Oh God! Forgive me when I whine, I am blessed indeed, the world is mine. With feet to take me where I’d go, with eyes to see the sunset’s glow, with ears to hear what I should know. Oh, God, forgive me when I whine, I’m blessed indeed, the world is mine. That’s the repeated moral refrain from a longer story poem that I memorized and recited as a participant on the Children’s Bible Hour (a radio program for kids that ran from the 40’s to the 90s I believe). Yes, that’s another part of my story. An about 12 year service time in a traveling performing children’s group with a weekly broadcast on several hundred radio stations in the USA and translated into several languages for world wide distribution via missionary ministries. My mom believed that poem’s message and she lived it daily. She defeated that Dr’s sentence and accomplished her 9 year goal. Although it was a difficult road especially the last year. In that 9 years she endured several major surgeries, 3 rounds of difficult chemotherapy, some painful radiation, and an assortment of drugs to help quell the toxic effects of it all.
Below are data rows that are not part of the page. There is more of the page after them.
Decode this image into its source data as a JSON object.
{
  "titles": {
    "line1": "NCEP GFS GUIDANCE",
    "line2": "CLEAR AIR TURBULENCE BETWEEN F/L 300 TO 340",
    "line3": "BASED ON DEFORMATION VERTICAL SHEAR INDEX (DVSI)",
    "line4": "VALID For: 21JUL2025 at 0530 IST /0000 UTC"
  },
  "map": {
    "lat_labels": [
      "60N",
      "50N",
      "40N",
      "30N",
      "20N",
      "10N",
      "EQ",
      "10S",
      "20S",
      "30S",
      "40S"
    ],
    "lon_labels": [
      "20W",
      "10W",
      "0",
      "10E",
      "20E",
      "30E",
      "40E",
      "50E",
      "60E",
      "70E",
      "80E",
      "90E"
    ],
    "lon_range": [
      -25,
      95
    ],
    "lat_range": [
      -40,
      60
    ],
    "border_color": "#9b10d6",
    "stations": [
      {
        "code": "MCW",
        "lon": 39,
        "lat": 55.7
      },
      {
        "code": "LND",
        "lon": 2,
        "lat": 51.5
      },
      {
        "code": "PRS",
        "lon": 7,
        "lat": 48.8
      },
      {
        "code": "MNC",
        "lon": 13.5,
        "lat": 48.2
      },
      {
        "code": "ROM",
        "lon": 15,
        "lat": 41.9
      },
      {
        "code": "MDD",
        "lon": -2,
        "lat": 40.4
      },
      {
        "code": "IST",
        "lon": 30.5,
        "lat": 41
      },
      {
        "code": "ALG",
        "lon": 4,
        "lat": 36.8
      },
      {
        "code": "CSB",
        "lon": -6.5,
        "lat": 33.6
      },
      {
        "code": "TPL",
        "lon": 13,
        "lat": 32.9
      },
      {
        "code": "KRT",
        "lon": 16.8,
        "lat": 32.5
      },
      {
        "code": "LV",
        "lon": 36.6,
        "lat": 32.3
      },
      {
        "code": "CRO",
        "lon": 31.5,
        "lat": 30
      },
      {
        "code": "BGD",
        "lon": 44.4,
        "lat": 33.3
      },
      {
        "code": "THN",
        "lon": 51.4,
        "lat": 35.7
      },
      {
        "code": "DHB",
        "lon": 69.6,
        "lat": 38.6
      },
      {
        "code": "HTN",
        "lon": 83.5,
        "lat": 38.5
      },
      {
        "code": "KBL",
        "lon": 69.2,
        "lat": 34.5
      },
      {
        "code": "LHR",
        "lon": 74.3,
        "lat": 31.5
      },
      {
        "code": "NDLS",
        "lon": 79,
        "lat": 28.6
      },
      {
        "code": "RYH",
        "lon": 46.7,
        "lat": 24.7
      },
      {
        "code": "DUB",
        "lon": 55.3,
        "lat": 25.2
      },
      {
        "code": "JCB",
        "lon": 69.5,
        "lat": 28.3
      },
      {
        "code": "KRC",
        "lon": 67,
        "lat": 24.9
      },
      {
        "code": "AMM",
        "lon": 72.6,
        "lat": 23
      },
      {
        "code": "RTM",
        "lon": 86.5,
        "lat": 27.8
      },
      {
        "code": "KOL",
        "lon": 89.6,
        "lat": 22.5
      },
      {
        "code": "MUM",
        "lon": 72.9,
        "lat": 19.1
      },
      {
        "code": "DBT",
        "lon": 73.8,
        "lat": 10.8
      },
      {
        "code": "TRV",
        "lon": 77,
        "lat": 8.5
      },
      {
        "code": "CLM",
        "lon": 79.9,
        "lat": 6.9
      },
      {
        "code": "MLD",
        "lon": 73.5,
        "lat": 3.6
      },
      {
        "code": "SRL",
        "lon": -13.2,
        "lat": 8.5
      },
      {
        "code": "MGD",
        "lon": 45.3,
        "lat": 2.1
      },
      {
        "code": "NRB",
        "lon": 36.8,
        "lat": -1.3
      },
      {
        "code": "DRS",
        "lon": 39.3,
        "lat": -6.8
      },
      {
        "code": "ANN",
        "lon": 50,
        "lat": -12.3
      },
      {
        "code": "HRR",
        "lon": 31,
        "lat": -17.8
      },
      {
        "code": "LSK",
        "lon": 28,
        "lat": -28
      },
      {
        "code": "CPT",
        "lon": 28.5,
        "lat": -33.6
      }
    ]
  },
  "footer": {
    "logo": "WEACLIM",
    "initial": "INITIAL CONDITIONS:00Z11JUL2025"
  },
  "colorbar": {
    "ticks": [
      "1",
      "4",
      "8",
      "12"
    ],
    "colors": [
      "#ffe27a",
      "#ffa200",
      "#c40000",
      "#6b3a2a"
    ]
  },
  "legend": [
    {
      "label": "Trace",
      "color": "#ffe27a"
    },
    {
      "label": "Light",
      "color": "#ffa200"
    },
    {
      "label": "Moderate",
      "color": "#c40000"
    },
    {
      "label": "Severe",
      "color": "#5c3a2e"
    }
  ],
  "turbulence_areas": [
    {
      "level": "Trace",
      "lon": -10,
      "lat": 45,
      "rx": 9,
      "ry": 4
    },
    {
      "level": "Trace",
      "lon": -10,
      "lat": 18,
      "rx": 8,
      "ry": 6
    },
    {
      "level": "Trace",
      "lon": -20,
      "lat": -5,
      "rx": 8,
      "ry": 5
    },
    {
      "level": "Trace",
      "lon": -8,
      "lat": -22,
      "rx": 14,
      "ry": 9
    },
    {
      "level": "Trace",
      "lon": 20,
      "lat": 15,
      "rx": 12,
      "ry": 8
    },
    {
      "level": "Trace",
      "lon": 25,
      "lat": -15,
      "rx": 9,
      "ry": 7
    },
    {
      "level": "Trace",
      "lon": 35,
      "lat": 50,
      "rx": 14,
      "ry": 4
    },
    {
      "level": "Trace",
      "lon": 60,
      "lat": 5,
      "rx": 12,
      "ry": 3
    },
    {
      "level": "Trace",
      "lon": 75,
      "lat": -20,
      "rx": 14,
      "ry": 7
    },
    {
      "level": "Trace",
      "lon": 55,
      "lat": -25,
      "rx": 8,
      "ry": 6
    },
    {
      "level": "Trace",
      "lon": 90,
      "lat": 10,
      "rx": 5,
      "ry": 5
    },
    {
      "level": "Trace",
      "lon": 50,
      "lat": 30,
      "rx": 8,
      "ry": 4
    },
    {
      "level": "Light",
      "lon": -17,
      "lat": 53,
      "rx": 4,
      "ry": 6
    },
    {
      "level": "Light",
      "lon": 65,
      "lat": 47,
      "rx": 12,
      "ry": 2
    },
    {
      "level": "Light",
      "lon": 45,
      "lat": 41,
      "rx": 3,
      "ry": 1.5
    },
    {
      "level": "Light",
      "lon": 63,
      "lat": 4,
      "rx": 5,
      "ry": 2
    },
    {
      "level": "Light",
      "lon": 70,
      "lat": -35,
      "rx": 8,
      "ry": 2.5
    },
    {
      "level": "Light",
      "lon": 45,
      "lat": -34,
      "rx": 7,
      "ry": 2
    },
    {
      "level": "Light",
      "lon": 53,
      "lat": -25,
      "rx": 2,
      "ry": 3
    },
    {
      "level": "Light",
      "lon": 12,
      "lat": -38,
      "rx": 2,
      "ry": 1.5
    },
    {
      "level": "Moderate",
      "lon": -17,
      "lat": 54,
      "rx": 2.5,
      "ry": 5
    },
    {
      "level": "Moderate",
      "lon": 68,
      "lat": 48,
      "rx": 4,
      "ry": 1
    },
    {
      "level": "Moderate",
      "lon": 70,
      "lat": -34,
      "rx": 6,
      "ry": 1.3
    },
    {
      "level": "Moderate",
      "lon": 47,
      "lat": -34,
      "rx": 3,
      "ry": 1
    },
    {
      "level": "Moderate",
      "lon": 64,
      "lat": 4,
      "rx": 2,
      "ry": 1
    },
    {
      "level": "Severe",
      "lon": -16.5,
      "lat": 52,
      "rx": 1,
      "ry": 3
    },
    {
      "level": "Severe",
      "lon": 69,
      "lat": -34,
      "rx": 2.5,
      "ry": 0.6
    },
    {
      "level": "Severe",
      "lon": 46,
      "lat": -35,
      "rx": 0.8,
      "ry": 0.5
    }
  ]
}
She used as much natural health options as she could find (which was far less than we have now with the www at our fingertips), and her stubbornly optimistic goals.
Today I know that stress and illness go hand in hand and that illness often follows emotional traumas. I also know that mental attitude is way more important than we are typically taught. Oh, there are many other stories I could tell about how things work together to create the path we travel. And how the choices our ancestors made shape our paths more often than we realize. I’ve learned to seek answers. My shelves are full of books on many subjects related to the things mentioned here. I’ll share some with you as the posts here unfold.
I went on as an adult, to create my own life full of it’s own challenges and stories that have shaped me into the passionately chatting person I am today. I will attempt to relay many more life lessons wrapped in stories here, because as the header for this tab describes:
“Life is a learning experience. Sadly, we don't have enough time to learn it all first hand. It's better to collect and contemplate as much info as we can to make the most of the time we have! After all, time IS your most valuable and only irreplaceable asset. Come sit, chat, share, collect, & enjoy!”
And that my friend, is a few words more than our “5 minute chat time”.
So I will bid you ado for this round of tea, with a virtual hug, I will ask you to,
Come Back Soon! As Always, Thanks for taking the time to read!